If I would be writing usual program, this would be enough, I would even use some standard Pi, but what I'm writing is something different... I'm trying to collect as many methods as I can, compare them and chose two: one - fastest (to get some given result, for example 40 places), and second most accurate (when time and memory almost doesn't matter)... then take few best methods and make something like: "when we are calculating x places, we can use this method and get fastest result, but x+1 place and we cannot use this method, there comes..."

thanks for posting there, you are realy helping me

Some ways for calculating pi are sequences and so you need to get a computer program to run through the sequence until it arrives to the value you want.

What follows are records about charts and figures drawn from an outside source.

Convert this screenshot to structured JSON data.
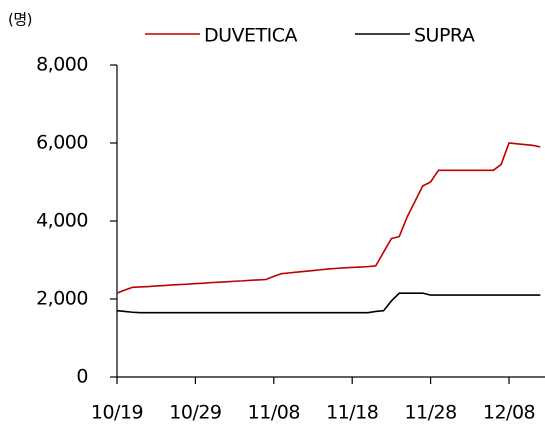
{
  "chart_data": {
    "type": "line",
    "y_unit_label": "(명)",
    "categories": [
      "10/19",
      null,
      null,
      null,
      null,
      null,
      null,
      null,
      null,
      null,
      "10/29",
      null,
      null,
      null,
      null,
      null,
      null,
      null,
      null,
      null,
      "11/08",
      null,
      null,
      null,
      null,
      null,
      null,
      null,
      null,
      null,
      "11/18",
      null,
      null,
      null,
      null,
      null,
      null,
      null,
      null,
      null,
      "11/28",
      null,
      null,
      null,
      null,
      null,
      null,
      null,
      null,
      null,
      "12/08",
      null,
      null,
      null,
      null
    ],
    "series": [
      {
        "name": "DUVETICA",
        "color": "#c00000",
        "values": [
          2150,
          2230,
          2300,
          2310,
          2320,
          2335,
          2345,
          2360,
          2370,
          2380,
          2395,
          2405,
          2420,
          2430,
          2440,
          2455,
          2465,
          2480,
          2490,
          2500,
          2580,
          2650,
          2670,
          2690,
          2710,
          2730,
          2750,
          2770,
          2785,
          2800,
          2810,
          2820,
          2830,
          2850,
          3200,
          3550,
          3600,
          4100,
          4500,
          4900,
          5000,
          5300,
          5300,
          5300,
          5300,
          5300,
          5300,
          5300,
          5300,
          5450,
          6000,
          5980,
          5960,
          5940,
          5900
        ]
      },
      {
        "name": "SUPRA",
        "color": "#000000",
        "values": [
          1700,
          1680,
          1660,
          1650,
          1650,
          1650,
          1650,
          1650,
          1650,
          1650,
          1650,
          1650,
          1650,
          1650,
          1650,
          1650,
          1650,
          1650,
          1650,
          1650,
          1650,
          1650,
          1650,
          1650,
          1650,
          1650,
          1650,
          1650,
          1650,
          1650,
          1650,
          1650,
          1650,
          1680,
          1700,
          1950,
          2150,
          2150,
          2150,
          2150,
          2100,
          2100,
          2100,
          2100,
          2100,
          2100,
          2100,
          2100,
          2100,
          2100,
          2100,
          2100,
          2100,
          2100,
          2100
        ]
      }
    ],
    "ylim": [
      0,
      8000
    ],
    "yticks": [
      0,
      {
        "value": 2000,
        "label": "2,000"
      },
      {
        "value": 4000,
        "label": "4,000"
      },
      {
        "value": 6000,
        "label": "6,000"
      },
      {
        "value": 8000,
        "label": "8,000"
      }
    ],
    "grid": false,
    "legend": "top"
  }
}
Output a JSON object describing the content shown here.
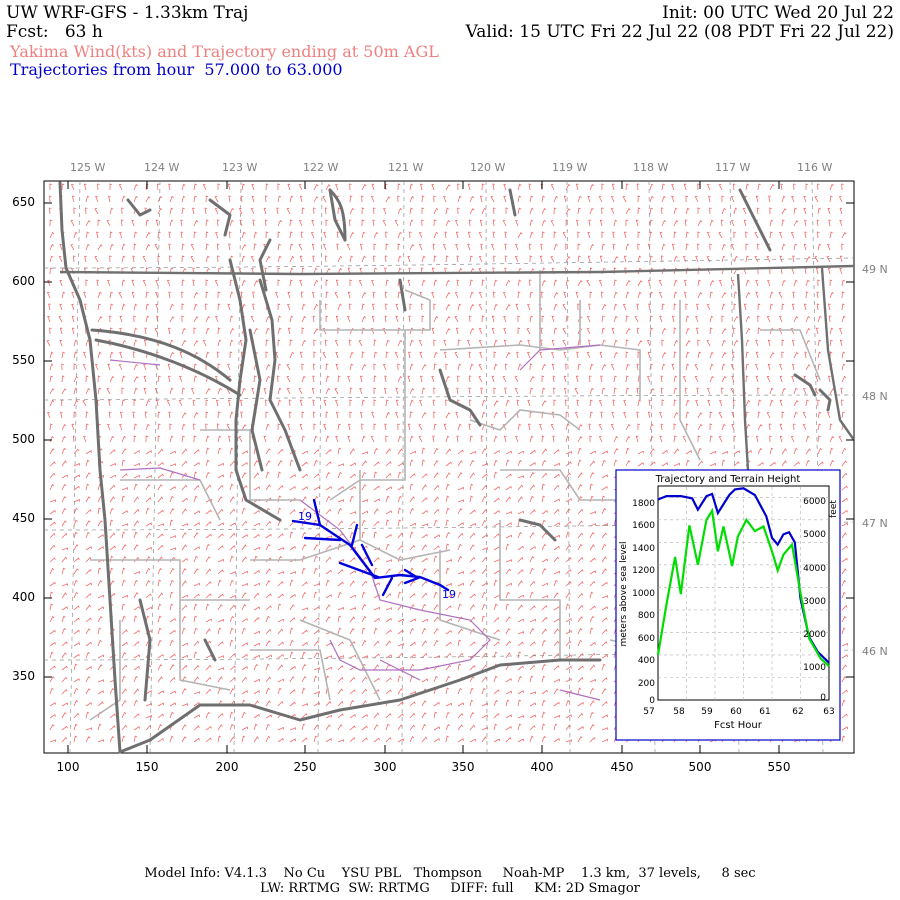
{
  "header": {
    "title": "UW WRF-GFS - 1.33km Traj",
    "init": "Init: 00 UTC Wed 20 Jul 22",
    "fcst_label": "Fcst:",
    "fcst_value": "63 h",
    "valid": "Valid: 15 UTC Fri 22 Jul 22 (08 PDT Fri 22 Jul 22)",
    "subtitle": "Yakima Wind(kts) and Trajectory ending at 50m AGL",
    "traj_prefix": "Trajectories from hour",
    "traj_from": "57.000",
    "traj_to_word": "to",
    "traj_to": "63.000"
  },
  "map": {
    "lon_labels": [
      "125 W",
      "124 W",
      "123 W",
      "122 W",
      "121 W",
      "120 W",
      "119 W",
      "118 W",
      "117 W",
      "116 W"
    ],
    "lat_labels": [
      "49 N",
      "48 N",
      "47 N",
      "46 N"
    ],
    "y_ticks": [
      "650",
      "600",
      "550",
      "500",
      "450",
      "400",
      "350"
    ],
    "x_ticks": [
      "100",
      "150",
      "200",
      "250",
      "300",
      "350",
      "400",
      "450",
      "500",
      "550"
    ],
    "traj_labels": [
      "19",
      "19"
    ],
    "colors": {
      "wind": "#f06b6b",
      "coast": "#707070",
      "border": "#b4b4b4",
      "river": "#b070c0",
      "traj": "#0000dd"
    }
  },
  "inset": {
    "title": "Trajectory and Terrain Height",
    "ylabel_left": "meters above sea level",
    "ylabel_right": "feet",
    "xlabel": "Fcst Hour",
    "left_ticks": [
      "1800",
      "1600",
      "1400",
      "1200",
      "1000",
      "800",
      "600",
      "400",
      "200",
      "0"
    ],
    "right_ticks": [
      "6000",
      "5000",
      "4000",
      "3000",
      "2000",
      "1000",
      "0"
    ],
    "x_ticks": [
      "57",
      "58",
      "59",
      "60",
      "61",
      "62",
      "63"
    ]
  },
  "chart_data": {
    "type": "line",
    "title": "Trajectory and Terrain Height",
    "xlabel": "Fcst Hour",
    "ylabel": "meters above sea level",
    "xlim": [
      57,
      63
    ],
    "ylim": [
      0,
      1900
    ],
    "series": [
      {
        "name": "",
        "color": "#0000cc",
        "x": [
          57.0,
          57.3,
          57.8,
          58.2,
          58.4,
          58.7,
          58.9,
          59.1,
          59.5,
          59.7,
          60.0,
          60.4,
          60.8,
          61.0,
          61.2,
          61.4,
          61.6,
          61.8,
          62.0,
          62.3,
          62.6,
          63.0
        ],
        "values": [
          1780,
          1810,
          1810,
          1790,
          1690,
          1810,
          1830,
          1660,
          1820,
          1870,
          1880,
          1820,
          1630,
          1440,
          1380,
          1470,
          1490,
          1400,
          900,
          560,
          430,
          330
        ]
      },
      {
        "name": "",
        "color": "#00dd00",
        "x": [
          57.0,
          57.3,
          57.6,
          57.8,
          58.1,
          58.4,
          58.7,
          58.9,
          59.1,
          59.3,
          59.6,
          59.8,
          60.1,
          60.4,
          60.7,
          61.0,
          61.2,
          61.4,
          61.7,
          62.0,
          62.3,
          62.7,
          63.0
        ],
        "values": [
          400,
          850,
          1270,
          940,
          1550,
          1200,
          1600,
          1680,
          1320,
          1540,
          1190,
          1450,
          1600,
          1500,
          1540,
          1320,
          1150,
          1290,
          1380,
          950,
          550,
          370,
          300
        ]
      }
    ]
  },
  "footer": {
    "line1": "Model Info: V4.1.3    No Cu    YSU PBL   Thompson     Noah-MP    1.3 km,  37 levels,     8 sec",
    "line2": "LW: RRTMG  SW: RRTMG     DIFF: full     KM: 2D Smagor"
  }
}
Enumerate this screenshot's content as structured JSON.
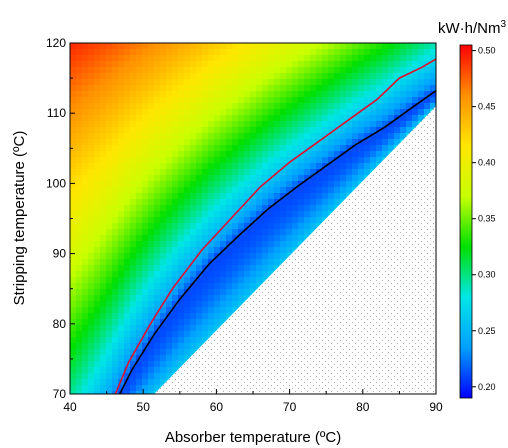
{
  "chart_data": {
    "type": "heatmap",
    "title": "",
    "xlabel": "Absorber temperature (ºC)",
    "ylabel": "Stripping temperature (ºC)",
    "xlim": [
      40,
      90
    ],
    "ylim": [
      70,
      120
    ],
    "x_ticks": [
      "40",
      "50",
      "60",
      "70",
      "80",
      "90"
    ],
    "y_ticks": [
      "70",
      "80",
      "90",
      "100",
      "110",
      "120"
    ],
    "colorbar": {
      "unit": "kW·h/Nm",
      "unit_superscript": "3",
      "min": 0.19,
      "max": 0.505,
      "ticks": [
        "0.20",
        "0.25",
        "0.30",
        "0.35",
        "0.40",
        "0.45",
        "0.50"
      ],
      "colormap": [
        "#0000ff",
        "#00a0ff",
        "#00e6e6",
        "#00e000",
        "#c8ff00",
        "#ffe600",
        "#ff9000",
        "#ff0000"
      ]
    },
    "feasible_boundary": {
      "description_free": true,
      "x": [
        51.5,
        90
      ],
      "y": [
        70,
        111
      ]
    },
    "series": [
      {
        "color": "#e0102e",
        "x": [
          46.2,
          48,
          51,
          54,
          58,
          62,
          66,
          70,
          74,
          78,
          82,
          85,
          88,
          90
        ],
        "y": [
          70,
          74.5,
          80,
          85,
          90.5,
          95,
          99.5,
          103,
          106,
          109,
          112,
          115,
          116.5,
          117.7
        ]
      },
      {
        "color": "#000000",
        "x": [
          46.8,
          48.5,
          51.5,
          55,
          59,
          63,
          67,
          71,
          75,
          79,
          83,
          87,
          90
        ],
        "y": [
          70,
          73.5,
          78.5,
          83.5,
          88.5,
          92.5,
          96.3,
          99.5,
          102.5,
          105.5,
          108,
          111,
          113.2
        ]
      }
    ]
  }
}
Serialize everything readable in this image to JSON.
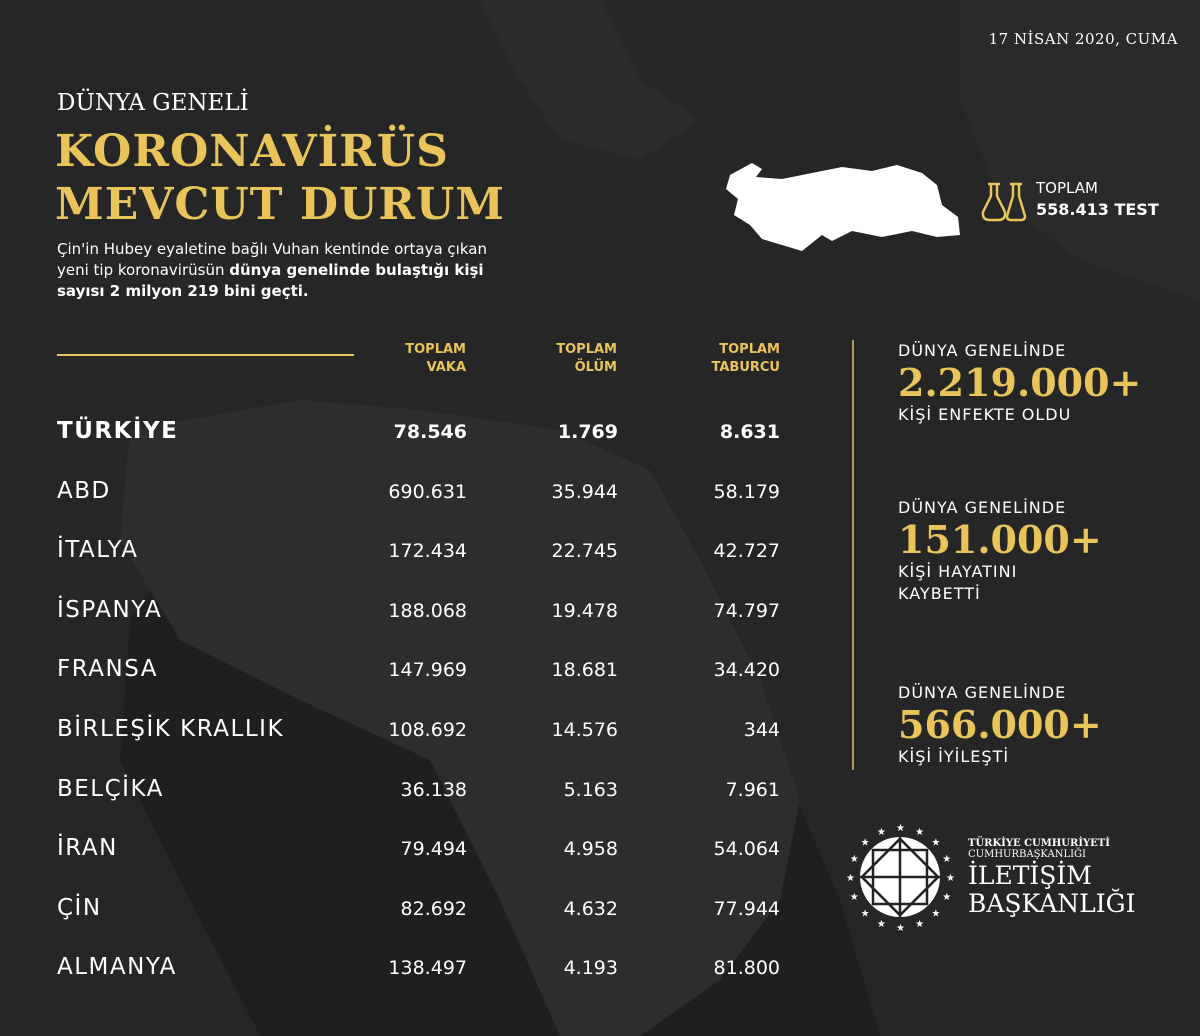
{
  "date": "17 NİSAN 2020, CUMA",
  "subtitle": "DÜNYA GENELİ",
  "title_line1": "KORONAVİRÜS",
  "title_line2": "MEVCUT DURUM",
  "desc_normal1": "Çin'in Hubey eyaletine bağlı Vuhan kentinde ortaya çıkan yeni tip koronavirüsün ",
  "desc_bold": "dünya genelinde bulaştığı kişi sayısı 2 milyon 219 bini geçti.",
  "test": {
    "label": "TOPLAM",
    "value": "558.413 TEST",
    "icon": "lab-flask-icon"
  },
  "table": {
    "headers": [
      [
        "TOPLAM",
        "VAKA"
      ],
      [
        "TOPLAM",
        "ÖLÜM"
      ],
      [
        "TOPLAM",
        "TABURCU"
      ]
    ],
    "rows": [
      [
        "TÜRKİYE",
        "78.546",
        "1.769",
        "8.631"
      ],
      [
        "ABD",
        "690.631",
        "35.944",
        "58.179"
      ],
      [
        "İTALYA",
        "172.434",
        "22.745",
        "42.727"
      ],
      [
        "İSPANYA",
        "188.068",
        "19.478",
        "74.797"
      ],
      [
        "FRANSA",
        "147.969",
        "18.681",
        "34.420"
      ],
      [
        "BİRLEŞİK KRALLIK",
        "108.692",
        "14.576",
        "344"
      ],
      [
        "BELÇİKA",
        "36.138",
        "5.163",
        "7.961"
      ],
      [
        "İRAN",
        "79.494",
        "4.958",
        "54.064"
      ],
      [
        "ÇİN",
        "82.692",
        "4.632",
        "77.944"
      ],
      [
        "ALMANYA",
        "138.497",
        "4.193",
        "81.800"
      ]
    ]
  },
  "stats": [
    {
      "label": "DÜNYA GENELİNDE",
      "value": "2.219.000+",
      "caption": "KİŞİ ENFEKTE OLDU"
    },
    {
      "label": "DÜNYA GENELİNDE",
      "value": "151.000+",
      "caption": "KİŞİ HAYATINI KAYBETTİ"
    },
    {
      "label": "DÜNYA GENELİNDE",
      "value": "566.000+",
      "caption": "KİŞİ İYİLEŞTİ"
    }
  ],
  "logo": {
    "line1": "TÜRKİYE CUMHURİYETİ",
    "line2": "CUMHURBAŞKANLIĞI",
    "line3": "İLETİŞİM",
    "line4": "BAŞKANLIĞI"
  },
  "colors": {
    "accent": "#e9c45b",
    "background": "#1f1f1f"
  }
}
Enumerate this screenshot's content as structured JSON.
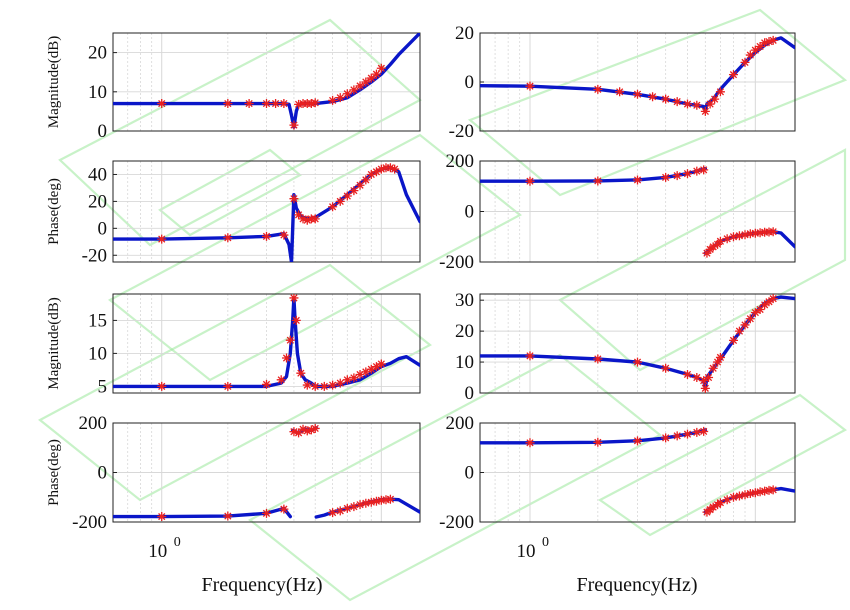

Szupie calculated pi correct to thirty decimal places. That is probably accurate enough to correctly measure the circumference of a circle the size of America to the nearest centimeter. Given that we can calculate the lowst bound and highest bound, we could get a value halfway in between those so the circle would be accurate to 5mm. Which for our purposes is probably accurate enough. But for scientists who are dealing with atomic structures, their going to need a higher accuracy. But still, doing a calculation on our home computer to get such a complex value is pretty impressive.

Tecnically if we could put infinity into that equation we would get pi. But since infinity/2 is still infinity (arguably) then we can't. Still, the bigger the number, the more accurate decimal places. Just compare the tan and sin values up to the point where they differ.